Yoga-Sūtra II/50 (Patañjali)
Um es noch einmal zu sagen: Die Atemübungen sind in ihrem Kern Lebensenergieübungen. Es wird zwar der Atem gehemmt bzw. geregelt und beeinflusst; aber es geht dabei nicht um Luft und Sauerstoff, sondern um Prāṇa (Vitalenergie), das nicht nur in den Atemwegen fließt, sondern den ganzen Körper durchzieht und in den sogenannten Nadis fließt. Dabei ist dreierlei von Bedeutung: 1. Normalerweise sind die Nadis nicht gereinigt und daher weniger durchlässig und teilweise „verstopft“ (vergleichbar Siphon). 2. Der Mensch hat dadurch weniger Lebenskraft. 3. Die Durchlässigkeit ist unterschiedlich; dadurch ist unser Wesen (citta) nicht im Gleichgewicht. Dies kann sich in Überaktivität (rajas) oder Unteraktivität (tamas) äußern.
Es ist zu beachten, dass hier ein behutsames und gewaltfreies Üben erfolgen sollte, da der Atem auch den Zustand unserer (gegenwärtigen) Persönlichkeit ausdrückt. Fortschritt auf dem Yoga-Weg ist kein „Instant“-Programm, sondern erfordert Geduld und Beharrlichkeit. Sutra II/50 verwendet im Sanskrit-Orginal das Wort „sūkṣmaḥ“. Es bedeutet angenehm, leicht. Darauf ist zu achten. Des Weiteren will die Sutra das Üben von Prāṇāyāma in eine anhaltende Übungsstruktur bringen.

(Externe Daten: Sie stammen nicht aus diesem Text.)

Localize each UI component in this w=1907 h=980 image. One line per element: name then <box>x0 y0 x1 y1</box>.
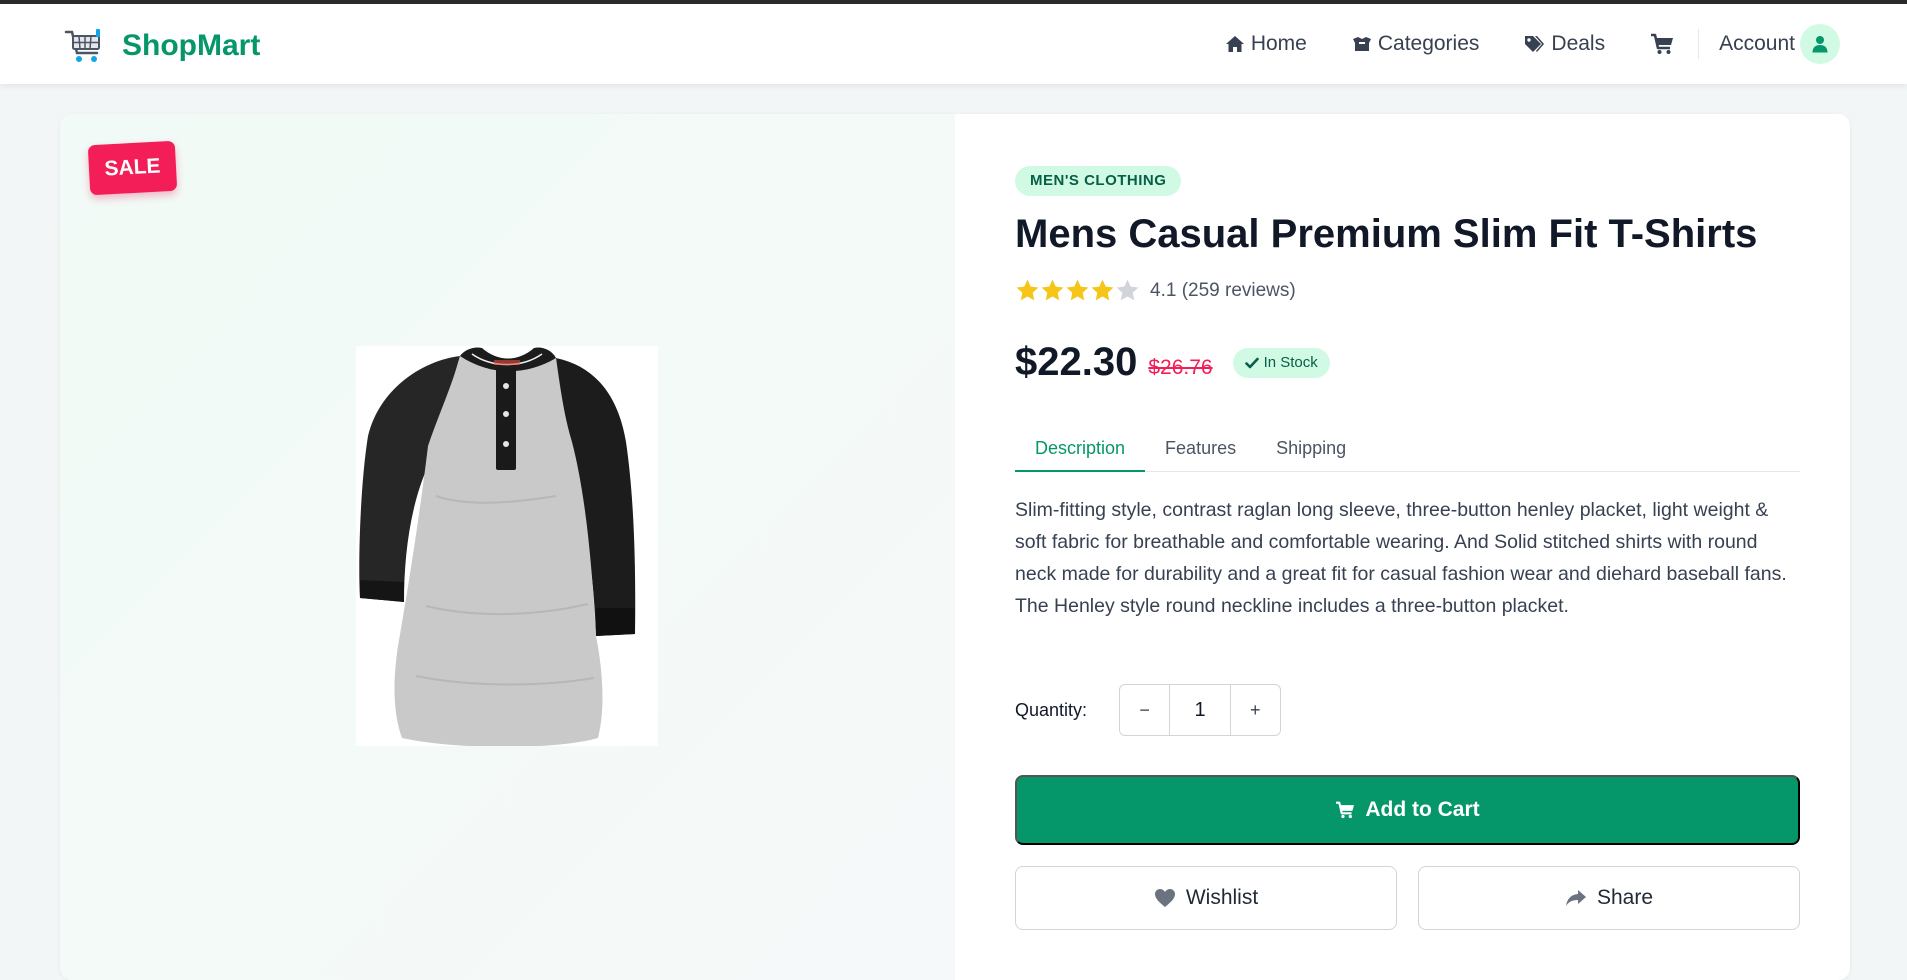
product-image-panel: SALE <box>60 114 955 980</box>
cart-icon <box>1336 801 1355 819</box>
increase-quantity-button[interactable]: + <box>1231 685 1280 735</box>
category-badge[interactable]: MEN'S CLOTHING <box>1015 166 1182 196</box>
nav-categories[interactable]: Categories <box>1352 32 1480 56</box>
nav-deals[interactable]: Deals <box>1524 32 1605 56</box>
share-label: Share <box>1596 886 1654 909</box>
logo[interactable]: ShopMart <box>64 27 260 65</box>
quantity-input[interactable]: 1 <box>1169 685 1231 735</box>
cart-icon <box>1651 33 1674 54</box>
star-filled-icon <box>1041 279 1064 301</box>
home-icon <box>1225 36 1244 52</box>
wishlist-label: Wishlist <box>1185 886 1259 909</box>
nav-deals-label: Deals <box>1551 32 1606 55</box>
product-image[interactable] <box>356 346 658 747</box>
shopping-cart-logo-icon <box>64 29 100 62</box>
nav-home-label: Home <box>1250 32 1307 55</box>
star-filled-icon <box>1091 279 1114 301</box>
share-icon <box>1565 890 1586 906</box>
rating-text[interactable]: 4.1 (259 reviews) <box>1150 280 1296 302</box>
stock-label: In Stock <box>1263 354 1318 371</box>
quantity-row: Quantity: − 1 + <box>1015 684 1281 736</box>
sale-badge: SALE <box>87 140 178 196</box>
nav-account[interactable]: Account <box>1719 24 1840 64</box>
rating: 4.1 (259 reviews) <box>1015 278 1296 303</box>
quantity-stepper: − 1 + <box>1119 684 1281 736</box>
decrease-quantity-button[interactable]: − <box>1120 685 1169 735</box>
price: $22.30 <box>1015 340 1138 384</box>
main-nav: Home Categories Deals Account <box>1180 24 1840 64</box>
tags-icon <box>1525 36 1545 52</box>
quantity-label: Quantity: <box>1015 699 1088 720</box>
user-icon <box>1812 36 1828 53</box>
site-header: ShopMart Home Categories Deals Account <box>0 4 1907 84</box>
product-description: Slim-fitting style, contrast raglan long… <box>1015 499 1787 617</box>
tab-description[interactable]: Description <box>1015 432 1146 472</box>
original-price: $26.76 <box>1148 355 1213 379</box>
wishlist-button[interactable]: Wishlist <box>1015 866 1397 930</box>
check-icon <box>1244 357 1259 368</box>
nav-home[interactable]: Home <box>1225 32 1307 56</box>
product-info: MEN'S CLOTHING Mens Casual Premium Slim … <box>1015 114 1800 980</box>
box-icon <box>1352 37 1371 51</box>
product-tabs: Description Features Shipping <box>1015 432 1800 472</box>
add-to-cart-label: Add to Cart <box>1365 798 1480 821</box>
nav-categories-label: Categories <box>1377 32 1480 55</box>
stock-badge: In Stock <box>1232 347 1330 378</box>
share-button[interactable]: Share <box>1418 866 1800 930</box>
add-to-cart-button[interactable]: Add to Cart <box>1015 775 1800 845</box>
product-card: SALE MEN'S CLOTHING Mens Casual Premium … <box>60 114 1850 980</box>
price-row: $22.30 $26.76 In Stock <box>1015 340 1330 385</box>
star-empty-icon <box>1116 279 1139 301</box>
avatar <box>1800 24 1840 64</box>
product-title: Mens Casual Premium Slim Fit T-Shirts <box>1015 212 1758 256</box>
tshirt-image <box>359 347 636 747</box>
tab-shipping[interactable]: Shipping <box>1256 432 1366 472</box>
secondary-actions: Wishlist Share <box>1015 866 1800 930</box>
account-label: Account <box>1719 32 1795 55</box>
tab-features[interactable]: Features <box>1145 432 1256 472</box>
brand-name: ShopMart <box>122 29 261 62</box>
nav-cart[interactable] <box>1650 33 1674 55</box>
nav-divider <box>1698 29 1700 59</box>
star-filled-icon <box>1016 279 1039 301</box>
heart-icon <box>1154 889 1175 907</box>
star-filled-icon <box>1066 279 1089 301</box>
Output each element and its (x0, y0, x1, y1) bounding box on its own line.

Yoga-Sūtra II/49 (Patañjali)
Die richtige Sitzhaltung und das Bemühen um eine Verankerung in „der Tiefe des Seins“ sind ein wesentliches Element der Praxis des Raja-Yoga. Danach erfolgt eine Kontrolle der „Lebensenergie“ (Prana) = Pranayama sagt Sutra II/49. Atmen ist Leben! Aber der Atem ist an der Schwelle zwischen Bewusstsein und Unbewusstem. Wir sind uns die meiste Zeit unseres Atems nicht bewusst. Diese Sutra geht aber über die Bewusstmachung des Atems hinaus und verlangt eine Kontrolle des Atemstroms. Patanjali bleibt hier noch unbestimmt, was genau geübt werden soll. Er gibt insbesondere keinen konkreten Rhythmus vor, wie wir es vom Hathayoga kennen. Die Sutra macht jedoch klar, dass es mit der Hemmung bzw. Steuerung des Atems zu einer Kontrolle von Prana kommt. Wie Prana durch unseren Körper in den Energiebahnen (Nadis) fließt, hat Einfluss auf unser Denken und unsere geistige Verfassung. Wir kennen das: Wenn wir emotional erregt sind, wird unser Atem kurz und flach oder er stockt sogar. Wenn wir uns in solchen Situationen unseren Atem bewusst machen (können) und ihn unter unsere Kontrolle bringen, indem wir jeden Atemzug verlängern und den Atem vertiefen, so lösen wir uns aus dieser prekären emotionalen Lage. Zu beachten ist aber, dass hier ein behutsames und gewaltfreies Üben erfolgt, da der Atem auch den Zustand unserer (gegenwärtigen) Persönlichkeit ausdrückt. Fortschritt auf dem Yoga-Weg ist kein „Instant“-Programm, sondern erfordert Geduld und Beharrlichkeit.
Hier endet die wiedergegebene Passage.